AI Summary • Published on Jan 28, 2026
The vision of ubiquitous intelligence, powered by the convergence of 6G networks and Large Language Models (LLMs), faces significant hurdles. Existing approaches struggle with the fragmented and heterogeneous computing resources distributed across hierarchical 6G networks, which range from mobile devices to tiered edge servers. Individual LLM agents often lack the necessary resources to efficiently handle complex reasoning tasks in isolation. Current solutions, such as centralized cloud systems, introduce high latency unsuitable for time-critical applications, while isolated edge devices are constrained by limited computational power, leading to performance degradation and increased energy consumption. Challenges also include the substantial computational and memory demands of LLMs on edge infrastructure, potential error propagation in distributed execution, and difficulties with interoperability and synchronization among diverse network components.
To overcome these challenges, the authors propose Collaborative Orchestration Role at Edge (CORE), an innovative framework designed to facilitate collaborative execution of interactive tasks within 6G networks. CORE utilizes a collaborative learning system where multiple LLMs are assigned distinct functional roles and distributed across mobile devices and tiered edge servers. The framework integrates three core optimization modules: real-time perception, dynamic role orchestration, and pipeline-parallel execution, all aimed at fostering efficient agent collaboration.
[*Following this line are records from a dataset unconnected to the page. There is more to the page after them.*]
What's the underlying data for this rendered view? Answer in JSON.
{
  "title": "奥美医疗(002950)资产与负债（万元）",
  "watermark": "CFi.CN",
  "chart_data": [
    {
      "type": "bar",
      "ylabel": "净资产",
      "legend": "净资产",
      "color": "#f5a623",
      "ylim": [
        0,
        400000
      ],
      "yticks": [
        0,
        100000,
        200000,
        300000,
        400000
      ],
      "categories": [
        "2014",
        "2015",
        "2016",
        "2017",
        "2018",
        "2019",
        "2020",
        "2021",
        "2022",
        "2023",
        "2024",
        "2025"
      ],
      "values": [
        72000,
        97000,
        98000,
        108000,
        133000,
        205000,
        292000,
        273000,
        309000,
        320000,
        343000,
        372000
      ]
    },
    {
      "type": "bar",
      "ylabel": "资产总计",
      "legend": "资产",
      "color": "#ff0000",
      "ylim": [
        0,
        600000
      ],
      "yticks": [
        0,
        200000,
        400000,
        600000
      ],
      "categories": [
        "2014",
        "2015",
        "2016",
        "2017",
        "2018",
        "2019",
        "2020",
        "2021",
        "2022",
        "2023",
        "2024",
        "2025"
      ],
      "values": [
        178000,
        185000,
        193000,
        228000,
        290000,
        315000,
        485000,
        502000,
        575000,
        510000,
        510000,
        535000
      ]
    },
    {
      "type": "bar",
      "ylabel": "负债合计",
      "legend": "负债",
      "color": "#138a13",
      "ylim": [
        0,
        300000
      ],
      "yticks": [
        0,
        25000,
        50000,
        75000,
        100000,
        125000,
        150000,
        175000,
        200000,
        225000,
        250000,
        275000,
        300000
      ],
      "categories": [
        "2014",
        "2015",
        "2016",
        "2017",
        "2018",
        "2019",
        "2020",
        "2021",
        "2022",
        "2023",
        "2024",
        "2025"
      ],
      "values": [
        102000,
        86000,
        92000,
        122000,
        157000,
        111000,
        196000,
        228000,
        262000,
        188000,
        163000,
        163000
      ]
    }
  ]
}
CORE's architecture is structured into three layers: a Feedback and Optimization Layer for continuous improvement through task evaluation, reflection, and memory; a Primary Service Layer for multi-modal perception, dynamic role orchestration, and pipeline-parallel task execution; and a 6G Infrastructure Layer providing foundational communication and computation. A key component is a novel role-affinity scheduling algorithm that dynamically assigns LLM roles based on task requirements, network conditions, and device capabilities. Inter-agent coordination is managed via the Model Context Protocol (MCP) for consistent context sharing and Directed Acyclic Graphs (DAGs) for defining task dependencies. For critical scenarios, CORE employs a predictive strategy leveraging pre-trained decision evaluation models and scheduling policy lookup tables, derived from historical and offline digital twin simulations, to ensure ultra-low latency orchestration without the overhead of real-time simulations.
The CORE framework was implemented and evaluated on a real-world edge computing platform, demonstrating its efficacy in time-sensitive applications like industrial automation and emergency response. The experimental setup involved a Deepseek-R1-distill-llama-70B model as the task scheduler on NVIDIA A40 GPUs and MiniCPM-v2.6 models on NVIDIA 3090 and 4090 GPUs at the edge. Performance was assessed using task completion rates across varying difficulty levels and latency metrics (scheduling and execution). CORE significantly outperformed single-agent methods (ReAct, LLMCompiler) and multi-agent algorithms (Static_Dual_Loop, Crew_Ai) in both task completion and latency. Specifically, CORE showed superior task completion, exceeding Static_Dual_Loop by 25% for medium tasks and 20% for hard tasks, attributed to its dynamic task decomposition and specialized multi-agent collaboration. The DynaRole-HEFT approach within CORE achieved a 52% reduction in high-load latency compared to traditional HEFT, showcasing efficient task allocation. While highly effective, the orchestrator's inference time (180-320 ms) constituted a notable portion (25-40%) of the total end-to-end delay under high-load conditions, highlighting a specific area for future optimization.
The CORE framework offers a transformative approach to deploying 6G technology by creating a "collective AI brain" through the collaborative orchestration of LLM agents across hierarchical edge networks. This enables the delivery of rapid and scalable AI services in critical domains such as smart cities, healthcare, industrial automation, and emergency response. The empirical evaluations validate CORE's superior performance in enhancing both task completion rates and reducing latency, proving its practical applicability. Future research should focus on developing lightweight scheduler designs, potentially through model distillation and specialization, to address the remaining orchestrator overhead and achieve sub-10ms latencies required for highly time-sensitive applications like remote surgery. Further directions include integrating CORE with advanced 6G network slicing for improved resource control, exploring quantum-inspired algorithms for complex scheduling tasks, and standardizing inter-agent communication protocols to ensure seamless operation across diverse and heterogeneous 6G ecosystems.